In hindsight, the most interesting points are the ones Fischer made about Bjorkgren’s time in Phoenix, when he was an assistant coach under, you guessed it, Earl Watson. It was reported that “he operated in an often clandestine fashion… and sought ways for himself to channel daily communication from players and other coaches to Watson.”

"He would get in early and kind of orchestrate the path for himself," said a Western Conference assistant general manager. That behaviour seems to have continued in Toronto, where Bjorkgren allegedly acted like a “politician's chief of staff, at times preventing other coaches and Toronto's players from holding conversations with Nurse that did not go through Bjorkgren first.”

That was all during Bjorkren's first stop in Toronto between 2018 and 2020, and it’s possible that he learned from his mistakes and changed his ways his second time around as a “consultant.” But even as a consultant, Bjorkgren was the first coach to get Nurse’s ear after almost every Raptors timeout, and it was obvious he had big responsibilities on that staff.

None of this is to portray Bjorkgren as the scapegoat regarding the Raptors coaching staff’s tension. But it became clear by the end that there was tension, and that Ujiri wasn’t happy with how everyone in the organization was doing their jobs. Sure, Ujiri could be referring to the equipment managers, but as we await a “mass exodus” from the coaching staff, according to the Toronto Star’s Doug Smith, and hear Ujiri say that “We are making big changes” when asked directly about the assistant coaches, you can make an educated guess as to which parts of the staff he plans on managing more closely in the future.

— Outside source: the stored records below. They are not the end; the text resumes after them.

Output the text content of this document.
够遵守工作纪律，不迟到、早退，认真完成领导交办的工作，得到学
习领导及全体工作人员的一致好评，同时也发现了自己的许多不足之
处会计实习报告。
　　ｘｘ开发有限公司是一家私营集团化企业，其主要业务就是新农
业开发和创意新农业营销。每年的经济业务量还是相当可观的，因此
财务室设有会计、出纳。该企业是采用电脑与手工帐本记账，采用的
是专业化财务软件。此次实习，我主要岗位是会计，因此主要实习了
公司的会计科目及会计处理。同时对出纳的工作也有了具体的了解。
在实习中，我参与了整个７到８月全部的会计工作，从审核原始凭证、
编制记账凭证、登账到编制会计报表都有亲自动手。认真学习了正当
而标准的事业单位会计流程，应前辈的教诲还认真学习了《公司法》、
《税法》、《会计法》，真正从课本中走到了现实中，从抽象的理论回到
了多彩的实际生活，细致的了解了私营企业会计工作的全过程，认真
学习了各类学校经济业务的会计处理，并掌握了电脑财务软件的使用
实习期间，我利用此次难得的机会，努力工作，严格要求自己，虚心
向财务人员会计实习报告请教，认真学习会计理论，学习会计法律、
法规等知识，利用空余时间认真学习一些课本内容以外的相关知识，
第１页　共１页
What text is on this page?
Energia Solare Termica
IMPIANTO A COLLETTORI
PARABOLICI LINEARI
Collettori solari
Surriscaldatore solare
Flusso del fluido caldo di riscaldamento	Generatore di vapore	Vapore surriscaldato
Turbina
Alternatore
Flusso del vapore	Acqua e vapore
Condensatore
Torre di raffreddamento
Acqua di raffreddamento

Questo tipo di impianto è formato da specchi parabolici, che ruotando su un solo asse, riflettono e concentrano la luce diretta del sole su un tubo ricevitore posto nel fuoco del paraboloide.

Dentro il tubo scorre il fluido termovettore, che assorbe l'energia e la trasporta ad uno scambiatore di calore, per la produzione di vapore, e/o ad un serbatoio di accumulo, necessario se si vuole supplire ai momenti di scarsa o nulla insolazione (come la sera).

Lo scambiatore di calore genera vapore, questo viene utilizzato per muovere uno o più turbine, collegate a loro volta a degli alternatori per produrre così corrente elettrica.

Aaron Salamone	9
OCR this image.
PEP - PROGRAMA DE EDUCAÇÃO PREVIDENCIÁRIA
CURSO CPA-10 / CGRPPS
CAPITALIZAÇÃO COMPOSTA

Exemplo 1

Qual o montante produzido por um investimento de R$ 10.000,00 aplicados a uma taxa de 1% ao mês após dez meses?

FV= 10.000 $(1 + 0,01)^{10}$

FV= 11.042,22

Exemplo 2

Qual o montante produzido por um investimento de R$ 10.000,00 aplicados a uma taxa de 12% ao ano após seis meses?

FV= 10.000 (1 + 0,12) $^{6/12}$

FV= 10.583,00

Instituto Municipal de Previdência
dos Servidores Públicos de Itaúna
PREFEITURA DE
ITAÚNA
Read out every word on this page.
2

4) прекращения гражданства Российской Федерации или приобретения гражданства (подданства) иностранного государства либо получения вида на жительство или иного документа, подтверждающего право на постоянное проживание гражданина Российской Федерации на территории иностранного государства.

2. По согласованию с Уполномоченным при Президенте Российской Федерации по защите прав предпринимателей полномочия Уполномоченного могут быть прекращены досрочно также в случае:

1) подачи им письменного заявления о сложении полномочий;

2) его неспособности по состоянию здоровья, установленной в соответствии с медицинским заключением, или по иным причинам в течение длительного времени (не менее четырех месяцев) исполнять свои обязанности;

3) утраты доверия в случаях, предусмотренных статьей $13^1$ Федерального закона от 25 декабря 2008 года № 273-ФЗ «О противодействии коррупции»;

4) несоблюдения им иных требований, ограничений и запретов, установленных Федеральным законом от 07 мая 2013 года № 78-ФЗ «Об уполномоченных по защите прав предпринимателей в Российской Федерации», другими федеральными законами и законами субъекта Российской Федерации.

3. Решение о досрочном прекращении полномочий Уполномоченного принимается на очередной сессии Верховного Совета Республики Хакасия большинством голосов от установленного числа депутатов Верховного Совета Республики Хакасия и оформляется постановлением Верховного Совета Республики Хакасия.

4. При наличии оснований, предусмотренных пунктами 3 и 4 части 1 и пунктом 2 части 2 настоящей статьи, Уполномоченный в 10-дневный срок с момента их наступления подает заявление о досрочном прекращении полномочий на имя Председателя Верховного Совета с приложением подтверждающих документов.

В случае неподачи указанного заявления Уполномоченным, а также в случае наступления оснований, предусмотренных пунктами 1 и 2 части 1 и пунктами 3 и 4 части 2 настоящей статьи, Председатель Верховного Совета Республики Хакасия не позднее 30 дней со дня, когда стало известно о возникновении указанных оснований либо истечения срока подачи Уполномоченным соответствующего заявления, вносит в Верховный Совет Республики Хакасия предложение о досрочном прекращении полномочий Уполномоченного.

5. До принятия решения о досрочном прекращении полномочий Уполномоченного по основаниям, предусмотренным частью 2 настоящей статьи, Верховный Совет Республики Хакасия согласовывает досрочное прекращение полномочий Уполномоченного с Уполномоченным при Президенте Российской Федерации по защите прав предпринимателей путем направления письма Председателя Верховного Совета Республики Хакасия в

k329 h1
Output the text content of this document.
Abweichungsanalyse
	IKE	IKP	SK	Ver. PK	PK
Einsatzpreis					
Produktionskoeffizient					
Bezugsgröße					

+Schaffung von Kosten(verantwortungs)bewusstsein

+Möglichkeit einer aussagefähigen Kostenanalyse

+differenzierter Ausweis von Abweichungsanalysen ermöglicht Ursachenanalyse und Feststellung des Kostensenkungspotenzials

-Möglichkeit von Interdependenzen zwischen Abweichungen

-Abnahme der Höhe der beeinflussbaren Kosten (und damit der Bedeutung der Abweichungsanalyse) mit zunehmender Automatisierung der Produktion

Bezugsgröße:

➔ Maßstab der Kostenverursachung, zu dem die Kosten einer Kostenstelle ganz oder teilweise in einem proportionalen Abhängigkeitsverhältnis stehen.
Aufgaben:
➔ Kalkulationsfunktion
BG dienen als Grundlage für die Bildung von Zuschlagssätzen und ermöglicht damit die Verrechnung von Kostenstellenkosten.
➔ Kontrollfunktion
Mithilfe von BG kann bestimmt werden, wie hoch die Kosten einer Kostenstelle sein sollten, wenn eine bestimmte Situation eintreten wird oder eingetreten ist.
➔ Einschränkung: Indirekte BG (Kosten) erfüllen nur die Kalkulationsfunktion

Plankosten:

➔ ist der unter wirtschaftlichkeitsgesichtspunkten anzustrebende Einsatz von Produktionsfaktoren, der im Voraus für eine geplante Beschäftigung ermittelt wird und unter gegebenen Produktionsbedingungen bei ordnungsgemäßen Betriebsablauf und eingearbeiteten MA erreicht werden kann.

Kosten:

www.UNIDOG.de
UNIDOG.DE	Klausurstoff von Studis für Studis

So, how does all this affect the Raptors coaching search going forward? It’s clear Ujiri wants someone with good character, energy, and spirit who can get the most out of his non-traditional roster. But it’s also likely that he is planning on managing the new coaching staff a little bit more closely than he has in the past, with no head coach walking into the job and having all-out autonomy when it comes to roster decisions or, perhaps, even the assistant coaches they get to work with or other luxuries some head coaches take for granted.

Many Raptors fans have accepted the premise that coaches like Nurse and Ime Udoka would prefer to coach a team like the Houston Rockets over the Raptors because it's a better situation — ie. because they have more cap space and draft picks, and therefore are in a better position to succeed long-term. But given the way Ujiri talked openly about his desire to “manage people better,” it could be that these coaches desire power and autonomy and were promised more of that in Houston than what was being offered in Toronto.

"This is more attractive than a lot of the mid-level teams that kind of have that 'five-seed ceiling',” Udoka said during his introductory press conference with the Houston Rockets who, it should be noted, have been the laughing stock of the league over the past two years. “Some teams that do reach out, I'd rather start with a young core group."

There are obvious pros and cons of having the front office more involved in managing a coaching staff. But a new head coach will have to compromise with Ujiri, and vice versa.

That need to work a little more closely could make it more likely that someone with an existing relationship with Ujiri could land the job, including any of the three former Raptors 905 head coaches who have gone on to do better things, including Patrick Mutombo in Phoenix, Jama Mahlalela in Golden State, and Jerry Stackhouse at Vanderbilt.

The reality is that the Raptors are still viewed as a top-class organization from people inside and around the NBA, and that despite lacking cap space or extra first-round picks going forward, their organization, market, city, and core group of players is going to be considered very attractive by any number of potential head coaches.

The question is: will those coaching candidates be willing to work closely with Ujiri and the Raptors front office instead of demanding full autonomy? Because that is likely not going to be promised in Toronto anytime soon.